Joint Latent Dirichlet Allocation for Social Tags
Abstract of Joint Latent Dirichlet Allocation for Social Tags
Joint Latent Dirichlet Allocation for Social Tags,Social tags, serving as a textual source of simple but useful semantic metadata to reflect the user preference or describe the web objects, has been widely used in many applications. However, social tags have several unique characteristics, i.e., sparseness and data coupling (i.e., non-IIDness), which makes existing text analysis methods such as LDA not directly applicable. In this paper, we propose a new generative algorithm for social tag analysis named joint latent Dirichlet allocation, which models the generation of tags based on both the users and the objects, and thus accounts for the coupling relationships among social tags. The model introduces two latent factors that jointly influence tag generation: the user’s latent interest factor and the object’s latent topic factor, formulated as user-topic distribution matrix and object-topic distribution matrix, respectively. A Gibbs sampling approach is adopted to simultaneously infer the above two matrices as well as a topic-word distribution matrix.
Conclusion
In this paper, we proposed a method for modeling social tags.
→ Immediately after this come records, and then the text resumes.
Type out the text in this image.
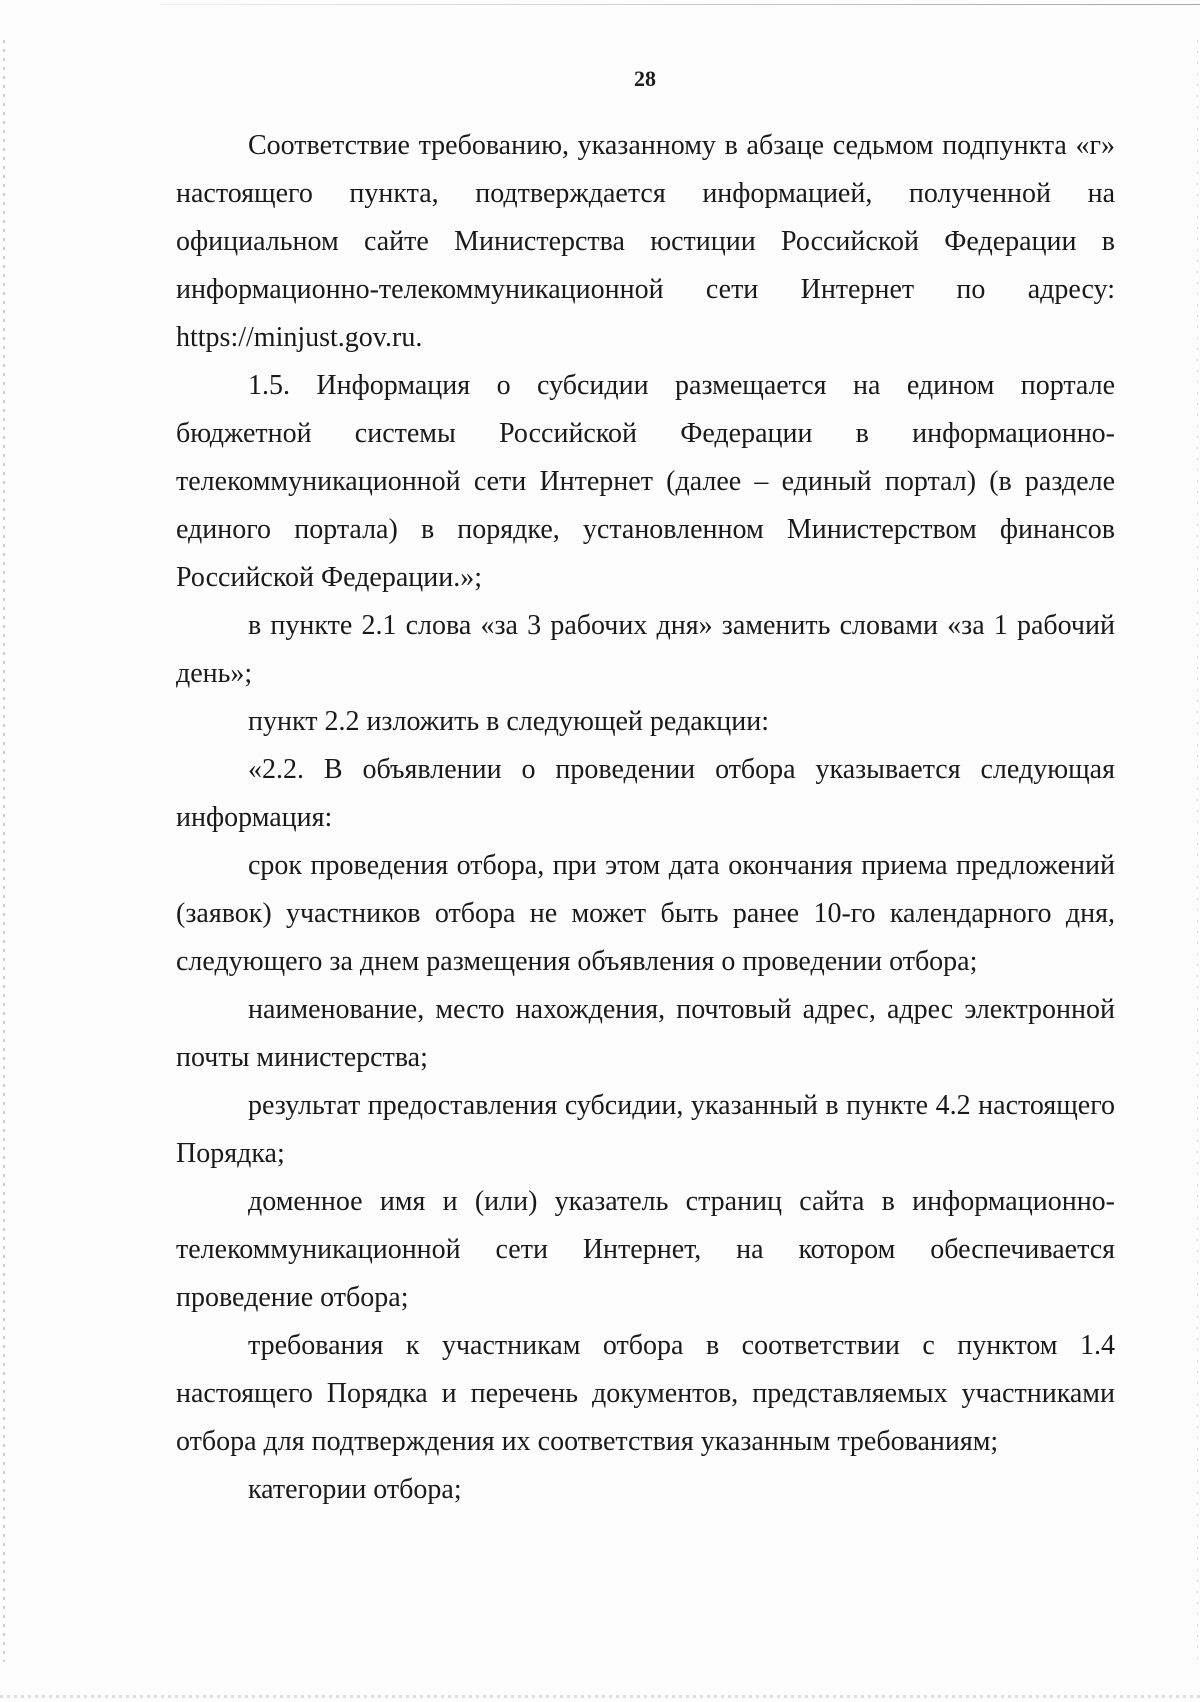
28

Соответствие требованию, указанному в абзаце седьмом подпункта «г» настоящего пункта, подтверждается информацией, полученной на официальном сайте Министерства юстиции Российской Федерации в информационно-телекоммуникационной сети Интернет по адресу: https://minjust.gov.ru.

1.5. Информация о субсидии размещается на едином портале бюджетной системы Российской Федерации в информационно-телекоммуникационной сети Интернет (далее – единый портал) (в разделе единого портала) в порядке, установленном Министерством финансов Российской Федерации.»;

в пункте 2.1 слова «за 3 рабочих дня» заменить словами «за 1 рабочий день»;

пункт 2.2 изложить в следующей редакции:

«2.2. В объявлении о проведении отбора указывается следующая информация:

срок проведения отбора, при этом дата окончания приема предложений (заявок) участников отбора не может быть ранее 10-го календарного дня, следующего за днем размещения объявления о проведении отбора;

наименование, место нахождения, почтовый адрес, адрес электронной почты министерства;

результат предоставления субсидии, указанный в пункте 4.2 настоящего Порядка;

доменное имя и (или) указатель страниц сайта в информационно-телекоммуникационной сети Интернет, на котором обеспечивается проведение отбора;

требования к участникам отбора в соответствии с пунктом 1.4 настоящего Порядка и перечень документов, представляемых участниками отбора для подтверждения их соответствия указанным требованиям;

категории отбора;
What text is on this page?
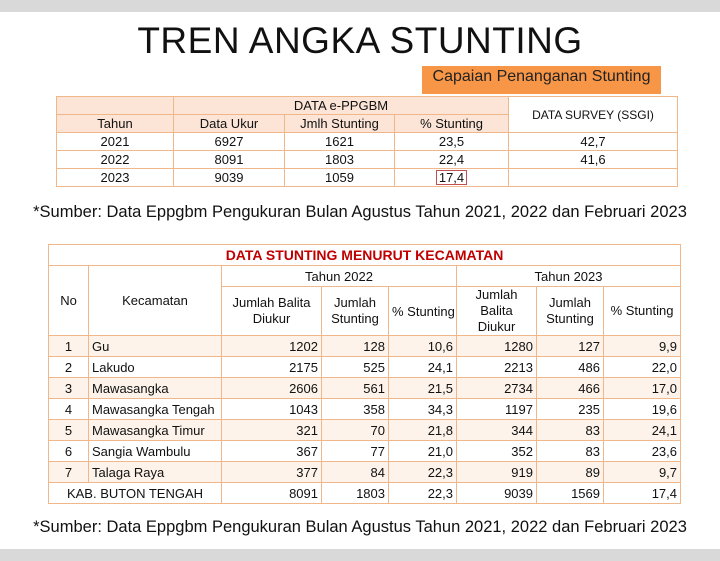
TREN ANGKA STUNTING
Capaian Penanganan Stunting
	DATA e-PPGBM			DATA SURVEY (SSGI)
Tahun	Data Ukur	Jmlh Stunting	% Stunting	
2021	6927	1621	23,5	42,7
2022	8091	1803	22,4	41,6
2023	9039	1059	17,4	
*Sumber: Data Eppgbm Pengukuran Bulan Agustus Tahun 2021, 2022 dan Februari 2023
DATA STUNTING MENURUT KECAMATAN							
No	Kecamatan	Tahun 2022			Tahun 2023		
		Jumlah Balita Diukur	Jumlah Stunting	% Stunting	Jumlah Balita Diukur	Jumlah Stunting	% Stunting
1	Gu	1202	128	10,6	1280	127	9,9
2	Lakudo	2175	525	24,1	2213	486	22,0
3	Mawasangka	2606	561	21,5	2734	466	17,0
4	Mawasangka Tengah	1043	358	34,3	1197	235	19,6
5	Mawasangka Timur	321	70	21,8	344	83	24,1
6	Sangia Wambulu	367	77	21,0	352	83	23,6
7	Talaga Raya	377	84	22,3	919	89	9,7
KAB. BUTON TENGAH		8091	1803	22,3	9039	1569	17,4
*Sumber: Data Eppgbm Pengukuran Bulan Agustus Tahun 2021, 2022 dan Februari 2023
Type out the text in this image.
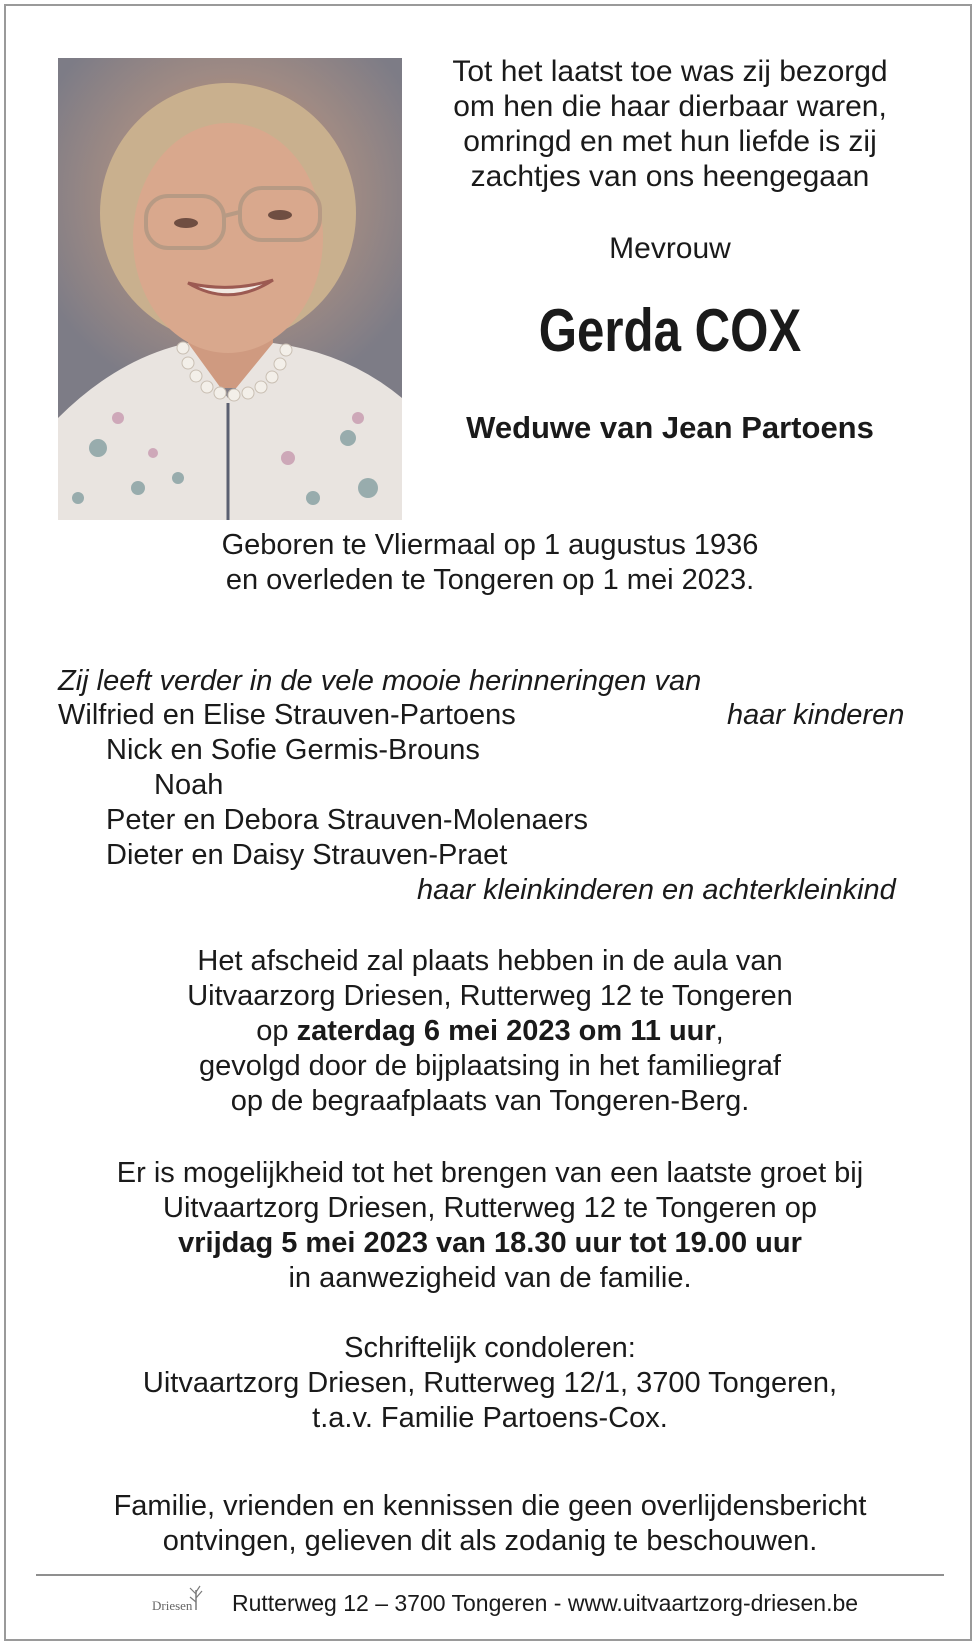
Tot het laatst toe was zij bezorgd
om hen die haar dierbaar waren,
omringd en met hun liefde is zij
zachtjes van ons heengegaan
Mevrouw
Gerda COX
Weduwe van Jean Partoens
Geboren te Vliermaal op 1 augustus 1936
en overleden te Tongeren op 1 mei 2023.
Zij leeft verder in de vele mooie herinneringen van
Wilfried en Elise Strauven-Partoens	haar kinderen
Nick en Sofie Germis-Brouns
Noah
Peter en Debora Strauven-Molenaers
Dieter en Daisy Strauven-Praet
haar kleinkinderen en achterkleinkind
Het afscheid zal plaats hebben in de aula van
Uitvaarzorg Driesen, Rutterweg 12 te Tongeren
op zaterdag 6 mei 2023 om 11 uur,
gevolgd door de bijplaatsing in het familiegraf
op de begraafplaats van Tongeren-Berg.
Er is mogelijkheid tot het brengen van een laatste groet bij
Uitvaartzorg Driesen, Rutterweg 12 te Tongeren op
vrijdag 5 mei 2023 van 18.30 uur tot 19.00 uur
in aanwezigheid van de familie.
Schriftelijk condoleren:
Uitvaartzorg Driesen, Rutterweg 12/1, 3700 Tongeren,
t.a.v. Familie Partoens-Cox.
Familie, vrienden en kennissen die geen overlijdensbericht
ontvingen, gelieven dit als zodanig te beschouwen.
Driesen Rutterweg 12 – 3700 Tongeren - www.uitvaartzorg-driesen.be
By considering the non-IID characteristic of social tags, our model introduces two factors, the user interest factor and the object latent topic factor, to jointly affect the generative procedure of tags. As our model utilizes the collaborative information among the users and the objects to extract more explicit information from tags, experiments on four publicly available data sets have demonstrated the advantages of our models compared with other five topic models in terms of PMI scores.